The exchange took place at Chai Lifeline’s annual Winter Retreat, a unique event that brings together families battling pediatric illness with mental health professionals and inspirational rabbinic figures. Its goal is to enable families to find chizuk in multiple ways: by sharing experiences with each other in the therapist-facilitated support groups, through the inspirational addresses of the Retreat’s esteemed scholar-in-residence, Rabbi Ephraim Eliyahu Shapiro, and by welcoming new friends into their lives during the leisurely meals and social activities of the weekend.
“Families who have to live with illness are living their own worst nightmare,” remarked Rabbi Simcha Scholar before the weekend began. “At the Retreat, they discover that the nightmare is not as terrifying if they can share it with friends. As they connect, they find they are not only being helped, but are helping as well.”
Rabbi Shapiro, morah d’asrah of Congregation Shaaray Tefilah in North Miami Beach, FL, reinforced the notion of mutual support when he spoke to the 75 families who had gathered before ma’ariv on Friday night.
“When the sun and the moon were created, they were both equal. Stars were created to give support to the moon only when it was diminished. That’s why Jews are compared to stars. Our job is give support to those who need it,” he stated. “Why is the heart on the left side of the body? The right is usually the more important side, so why is the heart on the left?” Answering his own question, he said, “Because when I look at you, my heart is on your right side. My heart belongs to you.”
That peer support was evident as families talked animatedly during the leisurely Shabbos dinner.
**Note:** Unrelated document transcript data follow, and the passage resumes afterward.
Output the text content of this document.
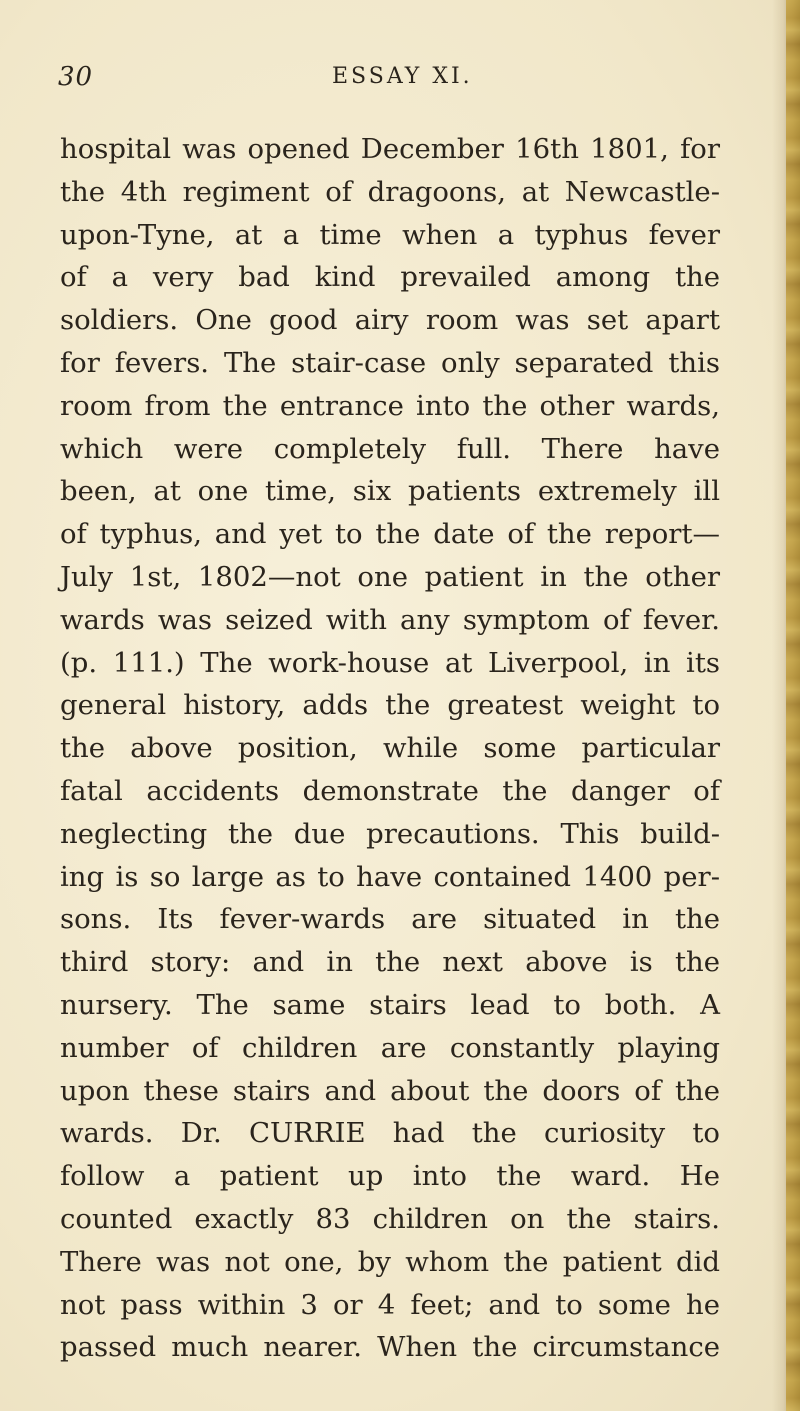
30	ESSAY XI.
hospital was opened December 16th 1801, for
the 4th regiment of dragoons, at Newcastle-
upon-Tyne, at a time when a typhus fever
of a very bad kind prevailed among the
soldiers. One good airy room was set apart
for fevers. The stair-case only separated this
room from the entrance into the other wards,
which were completely full. There have
been, at one time, six patients extremely ill
of typhus, and yet to the date of the report—
July 1st, 1802—not one patient in the other
wards was seized with any symptom of fever.
(p. 111.) The work-house at Liverpool, in its
general history, adds the greatest weight to
the above position, while some particular
fatal accidents demonstrate the danger of
neglecting the due precautions. This build-
ing is so large as to have contained 1400 per-
sons. Its fever-wards are situated in the
third story: and in the next above is the
nursery. The same stairs lead to both. A
number of children are constantly playing
upon these stairs and about the doors of the
wards. Dr. CURRIE had the curiosity to
follow a patient up into the ward. He
counted exactly 83 children on the stairs.
There was not one, by whom the patient did
not pass within 3 or 4 feet; and to some he
passed much nearer. When the circumstance
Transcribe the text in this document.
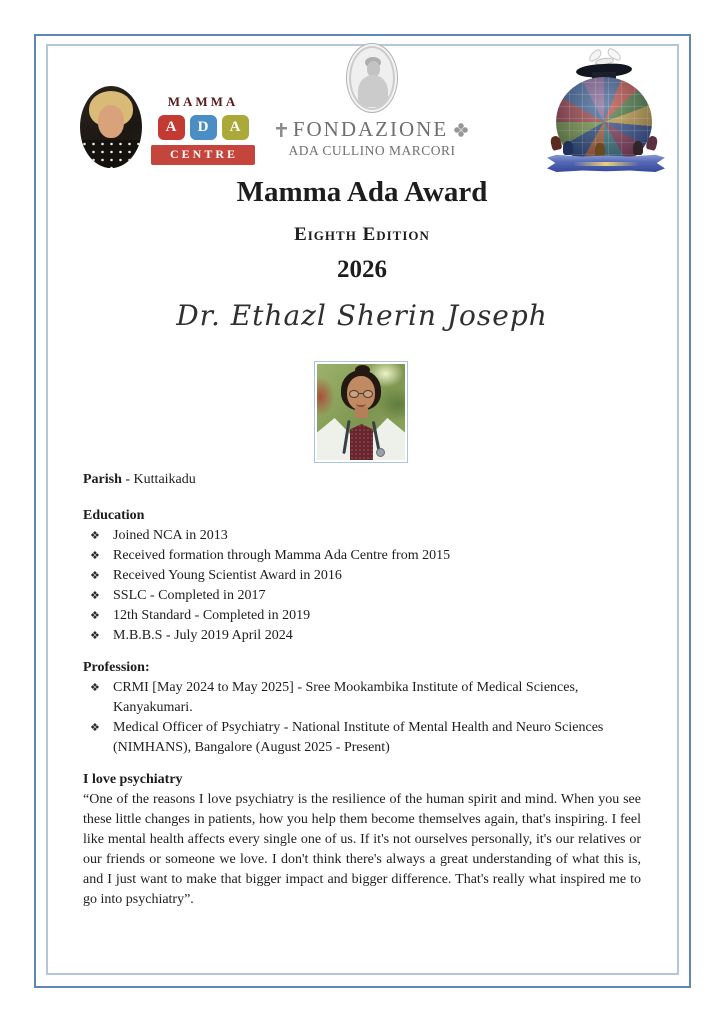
MAMMA
A	D	A
CENTRE
FONDAZIONE
ADA CULLINO MARCORI
Mamma Ada Award
Eighth Edition
2026
Dr. Ethazl Sherin Joseph

Parish - Kuttaikadu

Education

❖ Joined NCA in 2013
❖ Received formation through Mamma Ada Centre from 2015
❖ Received Young Scientist Award in 2016
❖ SSLC - Completed in 2017
❖ 12th Standard - Completed in 2019
❖ M.B.B.S - July 2019 April 2024

Profession:

❖ CRMI [May 2024 to May 2025] - Sree Mookambika Institute of Medical Sciences, Kanyakumari.
❖ Medical Officer of Psychiatry - National Institute of Mental Health and Neuro Sciences (NIMHANS), Bangalore (August 2025 - Present)

I love psychiatry

“One of the reasons I love psychiatry is the resilience of the human spirit and mind. When you see these little changes in patients, how you help them become themselves again, that's inspiring. I feel like mental health affects every single one of us. If it's not ourselves personally, it's our relatives or our friends or someone we love. I don't think there's always a great understanding of what this is, and I just want to make that bigger impact and bigger difference. That's really what inspired me to go into psychiatry”.
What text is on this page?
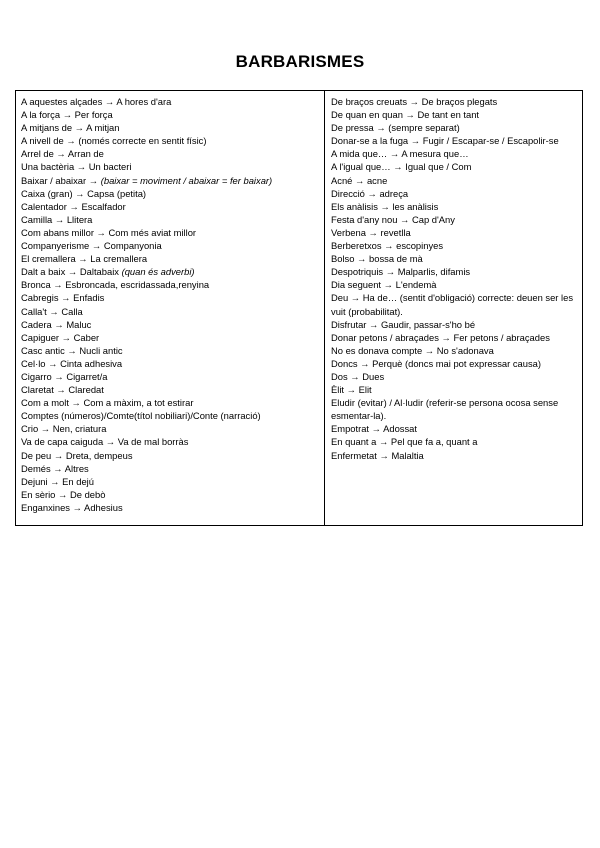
BARBARISMES
A aquestes alçades → A hores d'ara
A la força → Per força
A mitjans de → A mitjan
A nivell de → (només correcte en sentit físic)
Arrel de → Arran de
Una bactèria → Un bacteri
Baixar / abaixar → (baixar = moviment / abaixar = fer baixar)
Caixa (gran) → Capsa (petita)
Calentador → Escalfador
Camilla → Llitera
Com abans millor → Com més aviat millor
Companyerisme → Companyonia
El cremallera → La cremallera
Dalt a baix → Daltabaix (quan és adverbi)
Bronca → Esbroncada, escridassada,renyina
Cabregis → Enfadis
Calla't → Calla
Cadera → Maluc
Capiguer → Caber
Casc antic → Nucli antic
Cel·lo → Cinta adhesiva
Cigarro → Cigarret/a
Claretat → Claredat
Com a molt → Com a màxim, a tot estirar
Comptes (números)/Comte(títol nobiliari)/Conte (narració)
Crio → Nen, criatura
Va de capa caiguda → Va de mal borràs
De peu → Dreta, dempeus
Demés → Altres
Dejuni → En dejú
En sèrio → De debò
Enganxines → Adhesius
De braços creuats → De braços plegats
De quan en quan → De tant en tant
De pressa → (sempre separat)
Donar-se a la fuga → Fugir / Escapar-se / Escapolir-se
A mida que… → A mesura que…
A l'igual que… → Igual que / Com
Acné → acne
Direcció → adreça
Els anàlisis → les anàlisis
Festa d'any nou → Cap d'Any
Verbena → revetlla
Berberetxos → escopinyes
Bolso → bossa de mà
Despotriquis → Malparlis, difamis
Dia seguent → L'endemà
Deu → Ha de… (sentit d'obligació) correcte: deuen ser les vuit (probabilitat).
Disfrutar → Gaudir, passar-s'ho bé
Donar petons / abraçades → Fer petons / abraçades
No es donava compte → No s'adonava
Doncs → Perquè (doncs mai pot expressar causa)
Dos → Dues
Èlit → Elit
Eludir (evitar) / Al·ludir (referir-se persona ocosa sense esmentar-la).
Empotrat → Adossat
En quant a → Pel que fa a, quant a
Enfermetat → Malaltia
Conversations quickly progressed from questions of geography and friends in common to hospitals, procedures, and ways of coping with the stress and uncertainty of illness. A mix of families in various stages cemented bonds
As in previous years, participants included several families whose children had finished treatment. When formerly-ill children begin a new phase of their lives, parents are often filled with a mixture of optimism and concern. Dr. Daniel Armstrong, a renowned psychologist who specializes in families of post-treatment children, led workshops for these parents. His reflections, comments, and perceptions helped guide parents who find themselves in a new netherworld, and gave them a framework for coping with some of the “what ifs” and “maybes” of their new lives.
The comments of a young woman who had been treated for cancer as a young girl, delivered during the “parents’ panel” on Friday evening, were cause for optimism. As she described the years of treatment and her current life as a wife, mother, and business owner, the excitement in the room was palpable. “Look at the possibilities,” parents seemed to say to one another. Many had tears in their eyes as she concluded, “Cancer doesn’t define me. It is just one of the experiences that made me who I am today.”
The cumulative effect of structured support through therapist-facilitated groups, inspirational keynotes and time with other parents had its intended effect. “I learned that everything I do and feel is normal,” the Chassidic mother said as she looked for her son. The relief in her tone and body language was evident. “Through Chai Lifeline, I’ve found a world of support, like a Big Brother for my boys, and activities for my girls. But this was wonderful. I felt like I belonged.” Though her son was young, she still wanted him to experience Camp Simcha. “It would be good for him to be in a place where he feels normal, too.